Why not? Most people play though once, so having as much content open to them as possible is a great thng.
You're acting as if the "characters react randomly". They don't. In each play-through, the game is tailored to give the broadest options to the character you've created.
You'll notice that your family is entirely dependant on the character you create too. Why are you not outraged that a black Hawke has a black mother? "My Hawke mother was white! All Hawke mothers should be white! Variable characters is BAD WRITING!"
Come on man. Hawke's racial identity has absolutely no impact at all on anything but the character's looks. He doesn't talk, act, or behave any differently.
The same cannot be said about about a character's sexual identity. I'm going to repost some other thoughts on the issue that got buried early in the topic.
The problem I have with the party member-dynamic-sexuality concept is that it precludes your party members from having set personalities and emotions. Granted, their sexual orientation and past trysts (in Anders case) don't hugely impact their story events or dialogue, but their sexual orientation does comprise a part of their personality and who they are. If that part of them is fluid and incomplete, then their entire character is fluid and incomplete, at least in my mind.
If I played a gay character and wanted to romance Alistair for example, it wasn't going to happen. He has no interest, and I cannot change him. Alistair is Alistair, and in Origins I had to work with and around his personality. It was part of the fun of the party dynamic,a nd was realistic. In real life, you will find people you have no chance with.
In Dragon Age II, that doesn't happen. It doesn't matter who you are, you will always be their type! Anders and Merrill and Fenris can essentially be whoever or whatever you want them to be, from a romance standpoint. It really weakens their characters and cheapens the romances. I don't see that it has a place in a game that strives to be an RPG. For example, lets say I play through the game as a male Hawke. I then decide to play through again as a female Hawke. I am now playing in an 'alternate universe' where my party member's sexualities have been inverted.
It also makes it so that the romance experience is exactly the same no matter how you go through the game, which actually takes the fun out of playing through as different genders. When I played through Mass Effect, I played as a Male Shepard, and I took Kaidan with me everywhere. I really liked his character.
It was also really cool to watch my girlfriend play through as a female Shepard and begin a romance with him. Totally new perspective on his personality, as I got to see dialogue and scenes with him i had never watched before.
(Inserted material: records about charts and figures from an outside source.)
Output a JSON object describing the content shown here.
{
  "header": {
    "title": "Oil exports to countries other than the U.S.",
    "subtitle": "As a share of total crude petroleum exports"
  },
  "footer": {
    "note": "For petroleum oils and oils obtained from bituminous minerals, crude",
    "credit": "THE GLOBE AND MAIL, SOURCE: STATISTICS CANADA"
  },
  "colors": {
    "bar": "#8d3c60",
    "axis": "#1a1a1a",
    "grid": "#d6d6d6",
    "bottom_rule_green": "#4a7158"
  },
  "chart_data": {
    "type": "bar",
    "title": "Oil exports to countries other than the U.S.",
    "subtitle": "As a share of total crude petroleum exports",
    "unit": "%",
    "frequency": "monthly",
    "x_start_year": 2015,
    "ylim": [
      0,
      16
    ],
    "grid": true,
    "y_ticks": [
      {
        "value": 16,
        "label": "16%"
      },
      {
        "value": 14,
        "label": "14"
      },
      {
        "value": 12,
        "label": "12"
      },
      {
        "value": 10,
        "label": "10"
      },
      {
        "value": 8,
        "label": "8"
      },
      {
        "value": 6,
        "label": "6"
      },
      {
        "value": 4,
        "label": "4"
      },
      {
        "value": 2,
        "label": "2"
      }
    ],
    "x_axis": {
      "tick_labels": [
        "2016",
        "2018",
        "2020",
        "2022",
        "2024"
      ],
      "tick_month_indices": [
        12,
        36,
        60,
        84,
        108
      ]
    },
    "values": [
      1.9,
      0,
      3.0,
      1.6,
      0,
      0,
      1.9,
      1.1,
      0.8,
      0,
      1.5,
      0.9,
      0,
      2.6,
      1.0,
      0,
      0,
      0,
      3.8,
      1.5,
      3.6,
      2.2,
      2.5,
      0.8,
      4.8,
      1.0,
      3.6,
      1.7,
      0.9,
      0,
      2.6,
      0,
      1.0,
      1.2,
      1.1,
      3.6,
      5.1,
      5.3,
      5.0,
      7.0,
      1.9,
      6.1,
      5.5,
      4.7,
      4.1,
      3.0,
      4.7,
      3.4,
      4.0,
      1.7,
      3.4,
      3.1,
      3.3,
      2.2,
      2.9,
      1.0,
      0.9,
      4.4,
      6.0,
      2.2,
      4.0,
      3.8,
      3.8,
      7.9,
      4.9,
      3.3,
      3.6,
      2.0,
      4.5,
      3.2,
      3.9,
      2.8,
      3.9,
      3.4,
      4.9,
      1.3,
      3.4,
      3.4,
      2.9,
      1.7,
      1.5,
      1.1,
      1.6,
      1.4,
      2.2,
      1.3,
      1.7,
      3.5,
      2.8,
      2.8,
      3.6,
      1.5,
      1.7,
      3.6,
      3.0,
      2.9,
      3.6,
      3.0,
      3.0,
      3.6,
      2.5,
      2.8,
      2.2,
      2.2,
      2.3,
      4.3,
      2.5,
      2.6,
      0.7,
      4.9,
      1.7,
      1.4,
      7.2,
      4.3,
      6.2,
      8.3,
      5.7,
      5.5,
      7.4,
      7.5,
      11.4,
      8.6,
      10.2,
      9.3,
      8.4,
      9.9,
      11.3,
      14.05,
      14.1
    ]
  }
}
In Dragon Age II, that can't happen. The gameplay experience is now identical, whether you are male or female, because your companions sexuality chanegs in tune with you.To me, that hurts replay value, cheapens the characters, and isn't really realistic.
From the responses I have read so far however, I guess it isn't as a big an issue to others as it is to me. I don't mean to mindlessly bash the game or to nitpick, it was just something I found that I thought hurt the gaming experience for me.